Définition et utilité pour les personnes en situation de handicap
Le texte alternatif, aussi appelé balise alt, c’est une petite phrase qui décrit une image. Elle n’est pas visible à l’écran, mais elle est lue par les logiciels de lecture écran.
Imagine que tu ne peux pas voir une image. Grâce au texte alternatif, tu peux quand même comprendre ce qu’elle montre. C’est super utile pour les personnes malvoyantes ou aveugles.
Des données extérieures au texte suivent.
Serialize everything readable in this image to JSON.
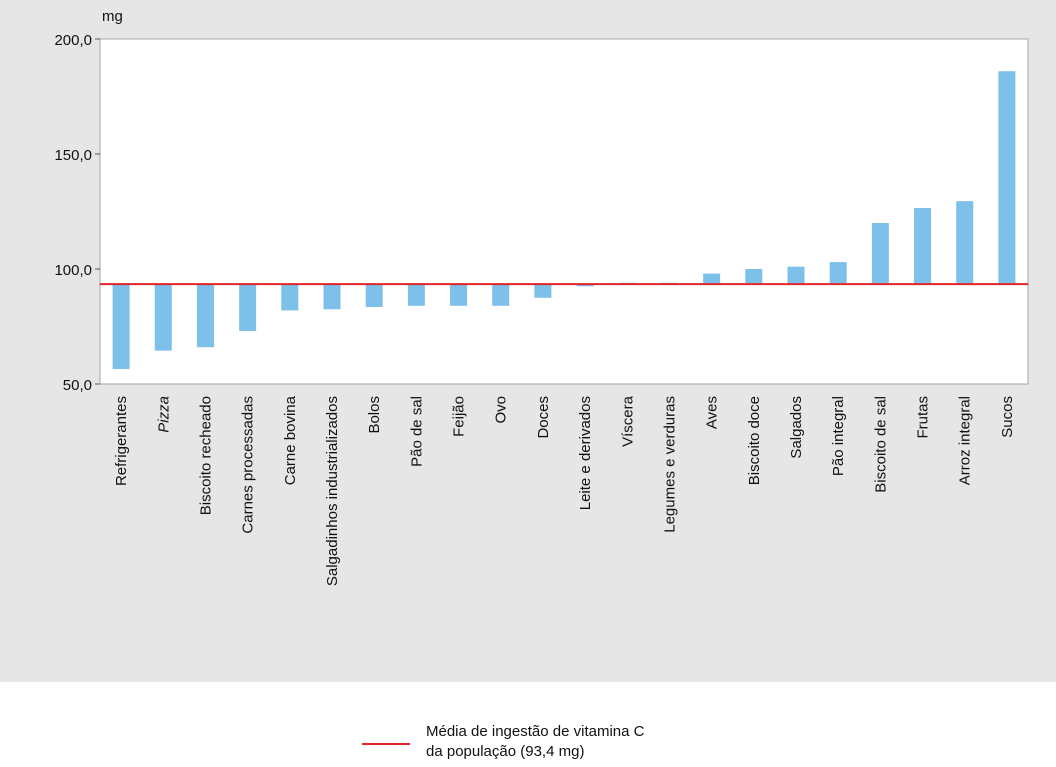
{
  "chart_data": {
    "type": "bar",
    "ylabel": "mg",
    "ylim": [
      50,
      200
    ],
    "yticks": [
      "50,0",
      "100,0",
      "150,0",
      "200,0"
    ],
    "ytick_values": [
      50,
      100,
      150,
      200
    ],
    "baseline": 93.4,
    "categories": [
      "Refrigerantes",
      "Pizza",
      "Biscoito recheado",
      "Carnes processadas",
      "Carne bovina",
      "Salgadinhos industrializados",
      "Bolos",
      "Pão de sal",
      "Feijão",
      "Ovo",
      "Doces",
      "Leite e derivados",
      "Víscera",
      "Legumes e verduras",
      "Aves",
      "Biscoito doce",
      "Salgados",
      "Pão integral",
      "Biscoito de sal",
      "Frutas",
      "Arroz integral",
      "Sucos"
    ],
    "italic_categories": [
      "Pizza"
    ],
    "values": [
      56.5,
      64.5,
      66.0,
      73.0,
      82.0,
      82.5,
      83.5,
      84.0,
      84.0,
      84.0,
      87.5,
      92.5,
      94.0,
      94.0,
      98.0,
      100.0,
      101.0,
      103.0,
      120.0,
      126.5,
      129.5,
      186.0
    ],
    "bar_color": "#7dc0ea",
    "reference_line": {
      "value": 93.4,
      "color": "#e0262a",
      "label": "Média de ingestão de vitamina C da população (93,4 mg)",
      "label_lines": [
        "Média de ingestão de vitamina C",
        "da população (93,4 mg)"
      ]
    },
    "grid": false,
    "legend_position": "bottom-center"
  }
}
Ce texte aide aussi les gens qui utilisent une navigation assistée, comme les claviers ou les lecteurs vocaux. C’est une vraie aide pour une accessibilité web plus juste.
Mais attention, il ne suffit pas de mettre n’importe quoi. Il faut une description concise et claire. Par exemple, au lieu de dire "image", dis "chien guide traversant la rue avec son maître".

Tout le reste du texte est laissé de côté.